Class and Occupation: The New Zealand Reality
Erik Olssen and Maureen Hickey
Otago University Press, $45.00,
Class and Occupation is based on almost three decades of intermittent but intensive research, begun in the 1970s, on the Dunedin suburb of Caversham. Funded from 1995 by a huge grant from the Foundation for Research, Science and Technology, the then foundering project was revived, the money allowing the enterprise finally to be concluded. Most of the actual writing occurred between 1996 and 1999. It consists of 150 pages of text, followed by a 100-page appendix.
The book is written as a series of six stand-alone chapter-essays, on a variety of quite disparate topics. The cover blurb describes it as “the first systematic attempt to identify New Zealand’s actual occupational structure from 1893 to 1938”, which it eventually does, albeit in a very roundabout way. During its long history, the project had a number of participants and directors, and this may explain why the chapters appear somewhat fragmented. The primary problem I had while reading it was to identify a common thread and to work out the relevance of the some of the extremely detailed and often turgid discussion.

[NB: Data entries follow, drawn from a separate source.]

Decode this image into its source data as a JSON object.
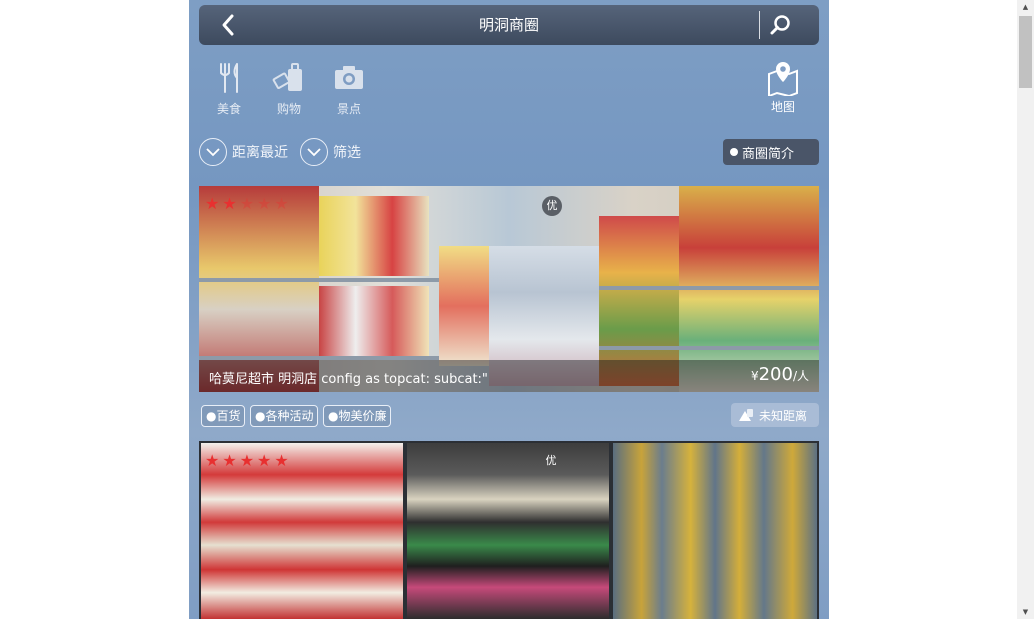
{
  "header": {
    "title": "明洞商圈",
    "back_icon": "chevron-left-icon",
    "search_icon": "search-icon"
  },
  "categories": [
    {
      "label": "美食",
      "icon": "food-icon"
    },
    {
      "label": "购物",
      "icon": "shopping-icon"
    },
    {
      "label": "景点",
      "icon": "camera-icon"
    }
  ],
  "map": {
    "label": "地图",
    "icon": "map-pin-icon"
  },
  "filters": {
    "sort_label": "距离最近",
    "filter_label": "筛选",
    "intro_label": "商圈简介"
  },
  "listing1": {
    "name": "哈莫尼超市 明洞店 config as topcat: subcat:\"",
    "currency": "¥",
    "price": "200",
    "unit": "/人",
    "badge": "优",
    "stars": 5,
    "stars_lit": 2,
    "tags": [
      "●百货",
      "●各种活动",
      "●物美价廉"
    ],
    "distance": "未知距离"
  },
  "listing2": {
    "badge": "优",
    "stars": 5,
    "stars_lit": 5
  },
  "colors": {
    "star": "#e83030",
    "topbar": "#4a5568",
    "background": "#7f9dc3"
  }
}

The above difficulty was compounded by the fact that the work lacks an introduction that might tie it to some rationale, or outline its purpose to a reader. There is a short half-paged preface, but this contains only points of clarification and a few acknowledgements. The first chapter begins with the words, “This book deals with two related questions central to the historical sociology of New Zealand: how best to construct an occupational structure (a) for New Zealand and (b) for a particular locality or region in New Zealand.” That somewhat broad research statement is the only early indication we get of what the book is about. The first chapter then embarks straightaway on a general discussion of the treatment of occupation within New Zealand Census, followed by a history of the Caversham project and the Caversham area itself. Scattered liberally throughout the chapter is lengthy debate over the problems involved in census classification. This soon becomes a dominating theme of the book and drives it from beginning to end.

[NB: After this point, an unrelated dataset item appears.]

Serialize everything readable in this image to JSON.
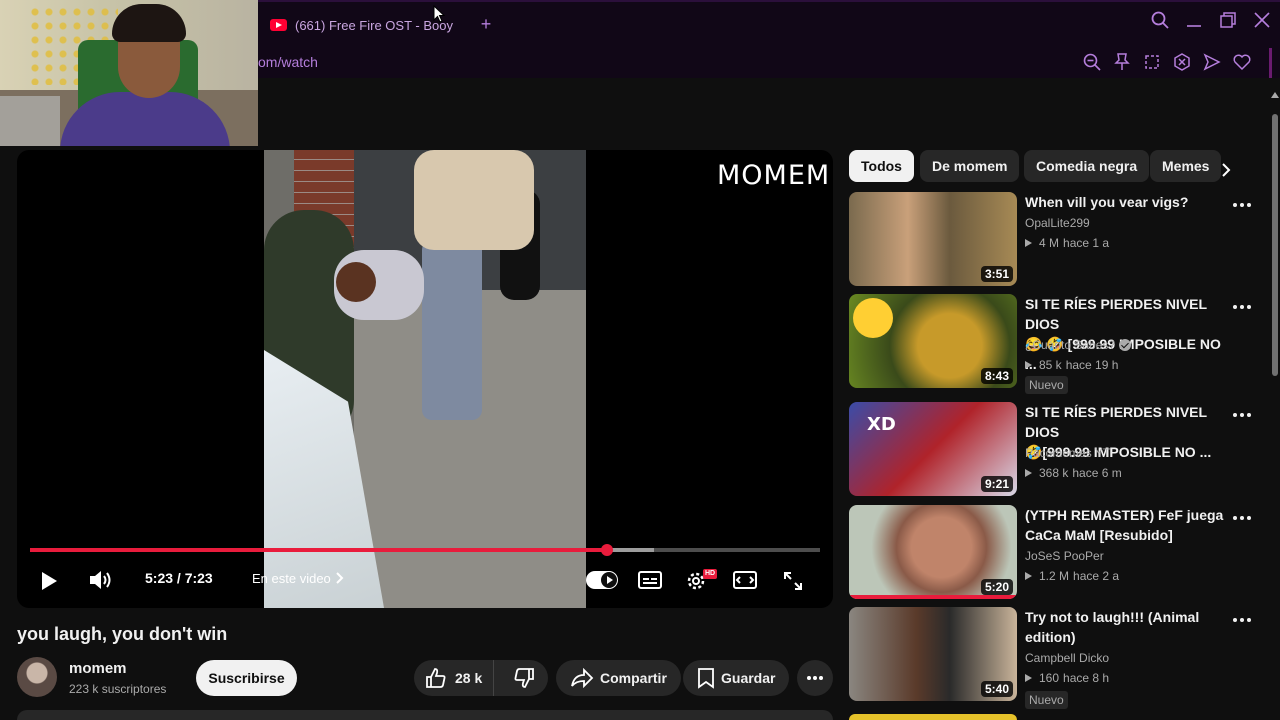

Chapter two is a history of the occupational census, consisting of 25 pages of discussion about the practical difficulties of classifying occupations. It is followed by another chapter, this one 33 pages long, which does pretty much the same thing. We are now more than halfway through the book and we still don’t know anything about the country’s occupational structure in the time-frame identified. This information comes in chapter four, which is a detailed and highly descriptive treatment of New Zealand’s changing occupational structure in the years 1901, 1926 and 1936, along with another five pages of discussion about the problems of census classification. On page 95 some useful analysis commences, and it is interesting to observe how the effects of the Great Depression impacted on New Zealand’s employment profile, as displayed in the 1936 figures.
It is not until the penultimate chapter that we finally arrive at the study area itself, which is the occupational structure of the old Dunedin boroughs of Caversham, South Dunedin and St Kilda between 1874 and 1936. Here a comparison is made between the national figures of the previous chapter and the Caversham study itself, together with comment on the nature of small-town occupational structure generally. However, before we proceed further, we are subjected to yet another discussion, this one 10 pages long, of the problems that emerge in using electoral rolls for the purposes of identifying a community’s occupational structure. This done, the chapter ends with a brief but interesting comparison of national versus local structure, and the profile of class and sources of prestige in old New Zealand. The book closes with a short review of the nature of occupational change during the study period. As noted, there is a voluminous appendix which lists the occupational categories that were used in the censuses of 1901, 1926 and 1936. There is also a useful index.
Class and Occupation is a lengthy analysis of the history of occupations in New Zealand and of the censuses that have tried to quantify them. The purpose of focusing on the Caversham area was to identify work mobility, geographical movement and residential differentiation in South Dunedin, and to find out how typical this area was in comparison with the national structure. In order to overcome the numerous problems surrounding census classifications, and the fact that for many years census enumeration returns were systematically destroyed, Olssen and his colleagues have created a new classification system that allowed them to achieve their purpose. The result is a book which is extremely detailed, well–referenced and authoritative, but which, by reading something like a lengthy ministerial briefing paper, makes very hard going for the consumer. It will be of value to those with specialist involvement with population demographics and census data, but is unlikely to appeal to the general reader.
Greg Newbold is an associate professor in the School of Sociology and Anthropology at the University of Canterbury.